Final film in the "Carry on..." franchise to be shot in black and white.
Barbara Windsor recalled that while filming the scene on the conveyor belt, Charles Hawtrey fainted. She thought it was due to fright, but it turned out that he was drunk. A unit nurse innocently asked if anyone had tried giving him a tip of brandy, to which Kenneth Williams scoffed, "That's the last thing he needs, dear." When she tried to help him, he snapped at her for being "so bloody nice" all the time.
The movie spoofed the Ian Fleming spy and criminal organization acronym, such as SMERSH and SPECTRE from the James Bond films, and UNCLE from the movies and TV series. These acronym spoofs in this picture were BOSH, SNOG, SMUT and STENCH. Their meanings are as follows: BOSH: The British Operational Security Headquarters; SNOG: The Society for the Neutralisation of Germs; SMUT: The Society for the Monopoly of Universal Technology and STENCH: The Society for Total Extinction of Non-Conforming Humans.
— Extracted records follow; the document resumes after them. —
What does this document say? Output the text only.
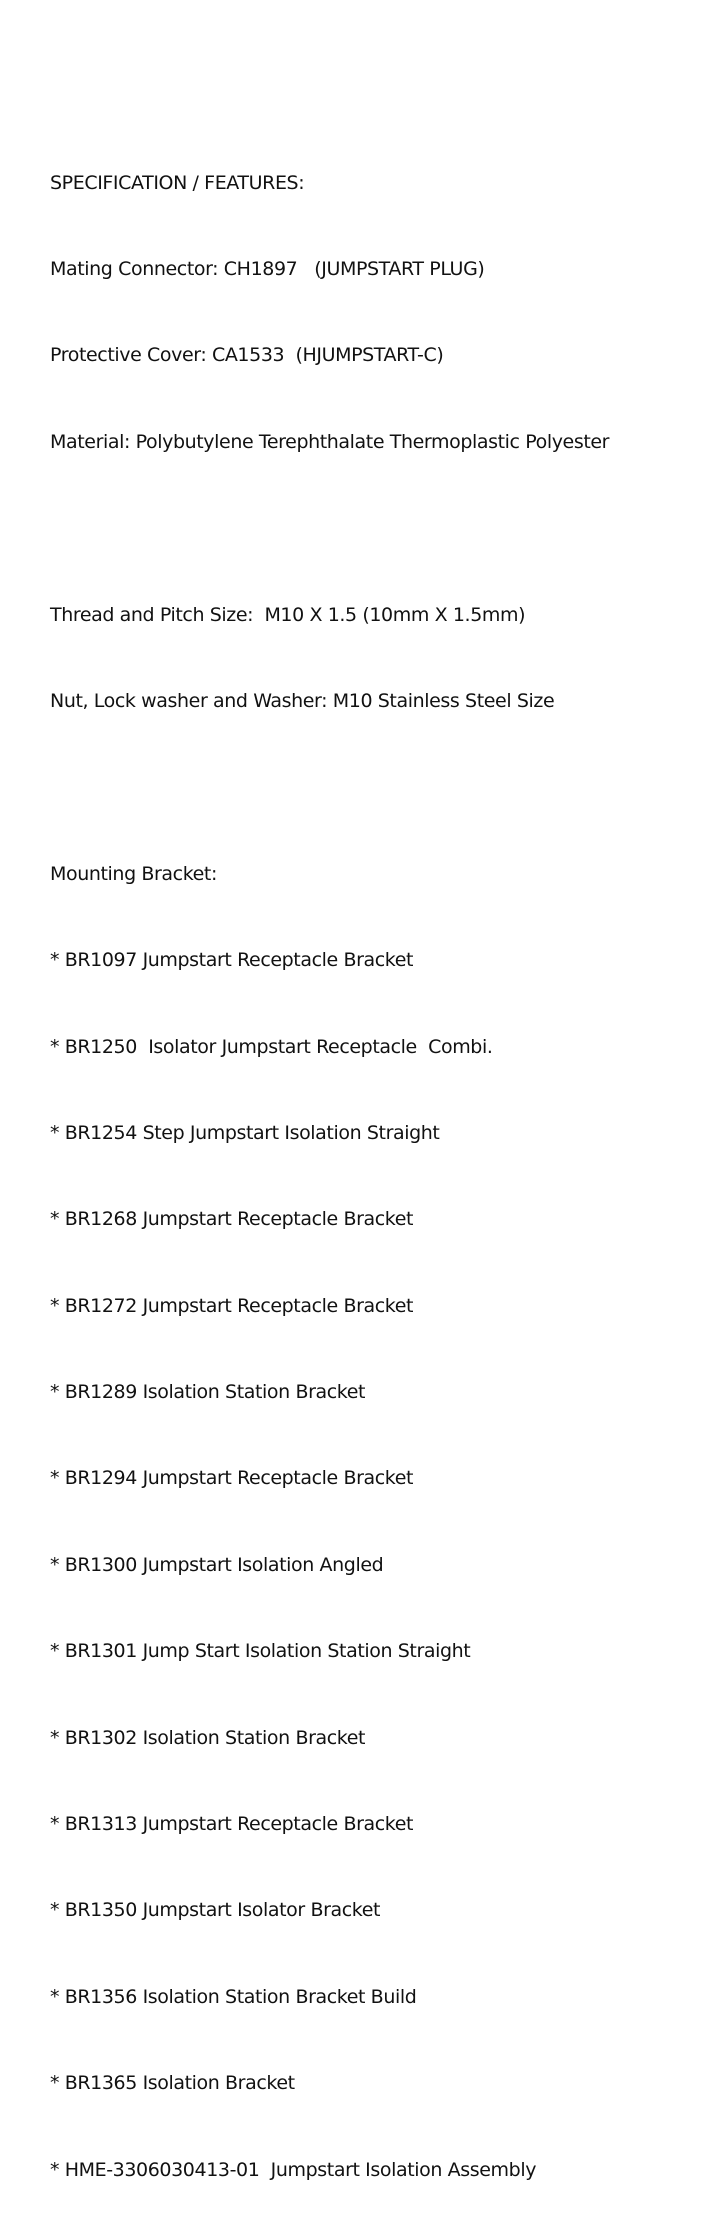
SPECIFICATION / FEATURES:

Mating Connector: CH1897   (JUMPSTART PLUG)

Protective Cover: CA1533  (HJUMPSTART-C)

Material: Polybutylene Terephthalate Thermoplastic Polyester

Thread and Pitch Size:  M10 X 1.5 (10mm X 1.5mm)

Nut, Lock washer and Washer: M10 Stainless Steel Size

Mounting Bracket:

* BR1097 Jumpstart Receptacle Bracket

* BR1250  Isolator Jumpstart Receptacle  Combi.

* BR1254 Step Jumpstart Isolation Straight

* BR1268 Jumpstart Receptacle Bracket

* BR1272 Jumpstart Receptacle Bracket

* BR1289 Isolation Station Bracket

* BR1294 Jumpstart Receptacle Bracket

* BR1300 Jumpstart Isolation Angled

* BR1301 Jump Start Isolation Station Straight

* BR1302 Isolation Station Bracket

* BR1313 Jumpstart Receptacle Bracket

* BR1350 Jumpstart Isolator Bracket

* BR1356 Isolation Station Bracket Build

* BR1365 Isolation Bracket

* HME-3306030413-01  Jumpstart Isolation Assembly
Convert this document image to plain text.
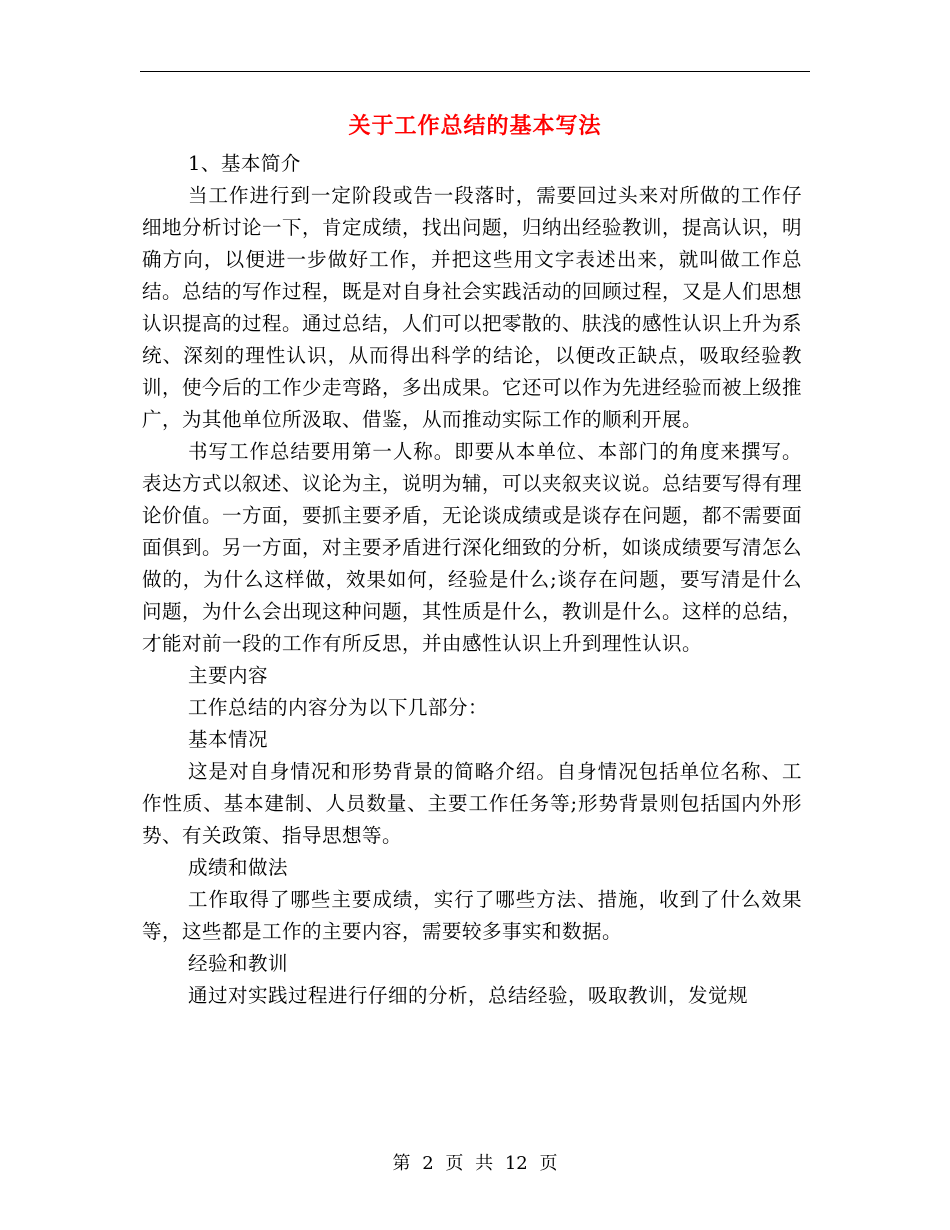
关于工作总结的基本写法

1、基本简介

当工作进行到一定阶段或告一段落时，需要回过头来对所做的工作仔细地分析讨论一下，肯定成绩，找出问题，归纳出经验教训，提高认识，明确方向，以便进一步做好工作，并把这些用文字表述出来，就叫做工作总结。总结的写作过程，既是对自身社会实践活动的回顾过程，又是人们思想认识提高的过程。通过总结，人们可以把零散的、肤浅的感性认识上升为系统、深刻的理性认识，从而得出科学的结论，以便改正缺点，吸取经验教训，使今后的工作少走弯路，多出成果。它还可以作为先进经验而被上级推广，为其他单位所汲取、借鉴，从而推动实际工作的顺利开展。

书写工作总结要用第一人称。即要从本单位、本部门的角度来撰写。表达方式以叙述、议论为主，说明为辅，可以夹叙夹议说。总结要写得有理论价值。一方面，要抓主要矛盾，无论谈成绩或是谈存在问题，都不需要面面俱到。另一方面，对主要矛盾进行深化细致的分析，如谈成绩要写清怎么做的，为什么这样做，效果如何，经验是什么;谈存在问题，要写清是什么问题，为什么会出现这种问题，其性质是什么，教训是什么。这样的总结，才能对前一段的工作有所反思，并由感性认识上升到理性认识。

主要内容

工作总结的内容分为以下几部分：

基本情况

这是对自身情况和形势背景的简略介绍。自身情况包括单位名称、工作性质、基本建制、人员数量、主要工作任务等;形势背景则包括国内外形势、有关政策、指导思想等。

成绩和做法

工作取得了哪些主要成绩，实行了哪些方法、措施，收到了什么效果等，这些都是工作的主要内容，需要较多事实和数据。

经验和教训

通过对实践过程进行仔细的分析，总结经验，吸取教训，发觉规

第 2 页 共 12 页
First ever James Bond spoof movie.
On her first day of shooting, Barbara Windsor asked friend and co-star Bernard Cribbins if there was anyone she should beware of in the cast. He said, "Oh yeah. Mr Kenny Williams [Kenneth Williams]. He doesn't like anybody new on the show." As it happened, her first scene was with Williams, of who she admitted to being a huge fan. Williams, playing a spy, was wearing an absurd false beard, and when Windsor flubbed her first line, he flared his nostrils and said, "Oh duckie, do get it right." She knew he hated the following mentioned person, so she said to him, ''Ere you, don't you have a go at me with Fenella Fielding's minge hair round yer chops. I won't stand for it." Williams retorted, "Oww! Ain't she lovely?" They became the best of friends thereafter, Williams even accompanying Windsor on her honeymoon ("Well, you've been having it off with this chap for ever, you can hardly call it an 'oneymoon.") after she married Ronnie Knight in 1964.